Abstract: We develop an improved variant of $U(1)$-symmetric infinite projected entangled-pair state (iPEPS) ansatz to investigate the ground state phase diagram of the spin-$1/2$ square $J_{1}-J_{2}$ Heisenberg model. In order to improve the accuracy of the ansatz, we discuss a simple strategy to select automatically relevant symmetric sectors and also introduce an optimization method to treat second-neighbor interactions more efficiently. We show that variational ground-state energies of the model obtained by the $U(1)$-symmetric iPEPS ansatz (for a fixed bond dimension $D$) set a better upper bound, improving previous tensor-network-based results.
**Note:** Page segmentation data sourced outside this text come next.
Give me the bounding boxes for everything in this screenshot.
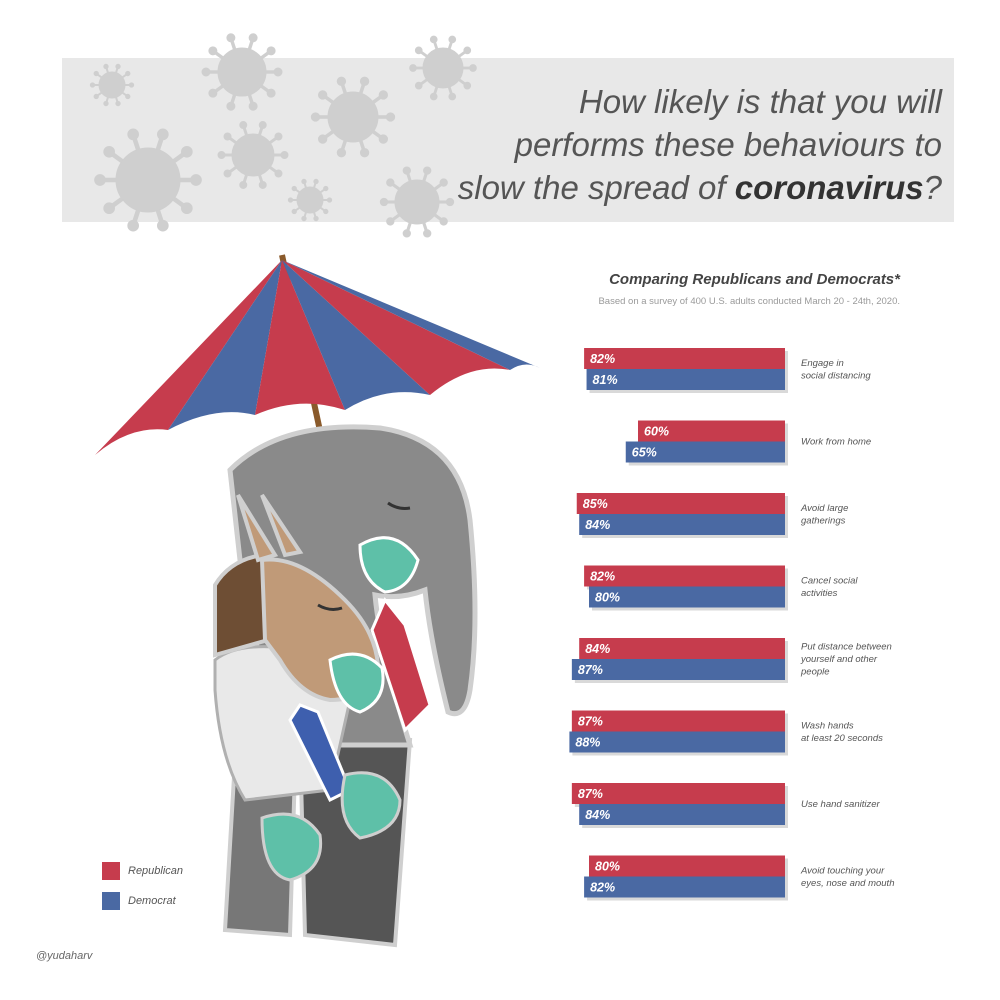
category-label: social distancing bbox=[801, 370, 871, 381]
republican-bar bbox=[571, 783, 785, 804]
republican-bar bbox=[589, 855, 785, 877]
infographic-title: How likely is that you will performs the… bbox=[382, 80, 942, 209]
democrat-value-label: 81% bbox=[593, 373, 618, 387]
category-label: Avoid large bbox=[800, 503, 848, 514]
title-line-2: performs these behaviours to bbox=[514, 126, 942, 163]
republican-value-label: 80% bbox=[595, 860, 620, 874]
category-label: activities bbox=[801, 588, 838, 599]
democrat-bar bbox=[569, 731, 785, 753]
republican-bar bbox=[571, 710, 785, 732]
umbrella-icon bbox=[95, 260, 540, 455]
democrat-label: Democrat bbox=[128, 895, 176, 907]
title-line-3: slow the spread of coronavirus? bbox=[382, 166, 942, 209]
democrat-value-label: 87% bbox=[578, 663, 603, 677]
republican-bar bbox=[584, 348, 785, 369]
title-line-1: How likely is that you will bbox=[578, 83, 942, 120]
republican-value-label: 82% bbox=[590, 570, 615, 584]
republican-label: Republican bbox=[128, 865, 184, 877]
democrat-value-label: 65% bbox=[632, 446, 657, 460]
democrat-bar bbox=[584, 876, 785, 898]
republican-value-label: 87% bbox=[578, 787, 603, 801]
category-label: Use hand sanitizer bbox=[801, 799, 881, 810]
democrat-swatch bbox=[102, 892, 120, 910]
category-label: eyes, nose and mouth bbox=[801, 878, 894, 889]
category-label: people bbox=[800, 667, 830, 678]
democrat-bar bbox=[586, 369, 785, 390]
democrat-bar bbox=[579, 804, 785, 825]
democrat-value-label: 84% bbox=[585, 808, 610, 822]
democrat-value-label: 88% bbox=[575, 736, 600, 750]
survey-note: Based on a survey of 400 U.S. adults con… bbox=[598, 296, 900, 307]
democrat-value-label: 84% bbox=[585, 518, 610, 532]
democrat-bar bbox=[625, 441, 785, 463]
title-question-mark: ? bbox=[923, 169, 942, 206]
democrat-bar bbox=[579, 514, 785, 535]
republican-value-label: 60% bbox=[644, 425, 669, 439]
title-line-3-text: slow the spread of bbox=[457, 169, 735, 206]
chart-subtitle: Comparing Republicans and Democrats* bbox=[609, 271, 900, 288]
category-label: Work from home bbox=[801, 437, 871, 448]
republican-value-label: 82% bbox=[590, 352, 615, 366]
category-label: yourself and other bbox=[800, 654, 878, 665]
category-label: Wash hands bbox=[801, 720, 854, 731]
democrat-value-label: 82% bbox=[590, 881, 615, 895]
header-band bbox=[62, 58, 954, 222]
republican-bar bbox=[576, 493, 785, 514]
democrat-bar bbox=[589, 586, 785, 608]
republican-bar bbox=[584, 565, 785, 587]
legend-democrat: Democrat bbox=[102, 892, 176, 910]
category-label: at least 20 seconds bbox=[801, 733, 883, 744]
republican-swatch bbox=[102, 862, 120, 880]
category-label: gatherings bbox=[801, 515, 846, 526]
republican-value-label: 84% bbox=[585, 642, 610, 656]
category-label: Cancel social bbox=[801, 575, 858, 586]
title-keyword: coronavirus bbox=[734, 169, 924, 206]
category-label: Engage in bbox=[801, 358, 844, 369]
author-credit: @yudaharv bbox=[36, 950, 93, 962]
legend-republican: Republican bbox=[102, 862, 183, 880]
democrat-bar bbox=[571, 659, 785, 680]
republican-bar bbox=[579, 638, 785, 659]
category-label: Avoid touching your bbox=[800, 865, 885, 876]
republican-value-label: 87% bbox=[578, 715, 603, 729]
democrat-value-label: 80% bbox=[595, 591, 620, 605]
republican-value-label: 85% bbox=[583, 497, 608, 511]
virus-decorations bbox=[89, 33, 477, 238]
category-label: Put distance between bbox=[801, 642, 892, 653]
republican-bar bbox=[638, 420, 785, 442]
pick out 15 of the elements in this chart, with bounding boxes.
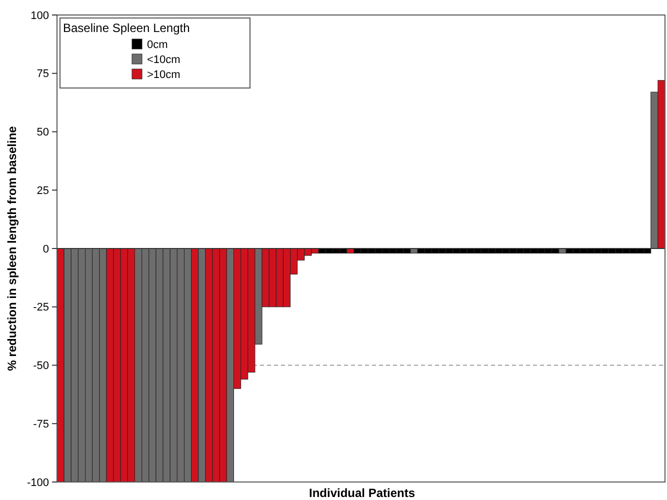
legend-label: 0cm — [147, 39, 168, 51]
legend-label: <10cm — [147, 54, 180, 66]
y-tick-label: 100 — [30, 10, 49, 22]
y-tick-label: -100 — [26, 476, 49, 489]
y-tick-label: 25 — [36, 184, 49, 197]
y-tick-label: 0 — [42, 243, 49, 256]
y-tick-label: -75 — [33, 418, 49, 430]
legend-label: >10cm — [147, 69, 180, 81]
y-axis-title: % reduction in spleen length from baseline — [5, 126, 19, 371]
y-tick-label: -50 — [33, 360, 49, 372]
y-tick-label: -25 — [33, 302, 49, 314]
y-tick-label: 75 — [36, 68, 49, 80]
legend-title: Baseline Spleen Length — [63, 21, 190, 35]
y-tick-label: 50 — [36, 126, 49, 139]
x-axis-title: Individual Patients — [308, 486, 416, 500]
By studying the finite-$D$ scaling of the magnetically order parameter, we find a N\'{e}el phase for $J_2/J_1<0.53$. For $0.53<J_2/J_1<0.61$, a non-magnetic columnar valence bond solid (VBS) state is established as observed by the pattern of local bond energy. The divergent behavior of correlation length $\xi \sim D^{1.2}$ and vanishing order parameters are consistent with a deconfined N\'{e}el-to-VBS transition at $J^{c_1}_{2}/J_1=0.530(5)$, where estimated critical anomalous exponents are $\eta_{s} \sim 0.6$ and $\eta_{d} \sim 1.9$ for spin and dimer correlations respectively. We show that the associated VBS order parameter monotonically increases with $J_2/J_1$ and finally a first-order quantum phase transition takes place at $J^{c_2}_{2}/J_1=0.610(2)$ to the conventional Stripe phase. We compare our results with earlier DMRG and PEPS studies and suggest future directions for resolving remaining issues.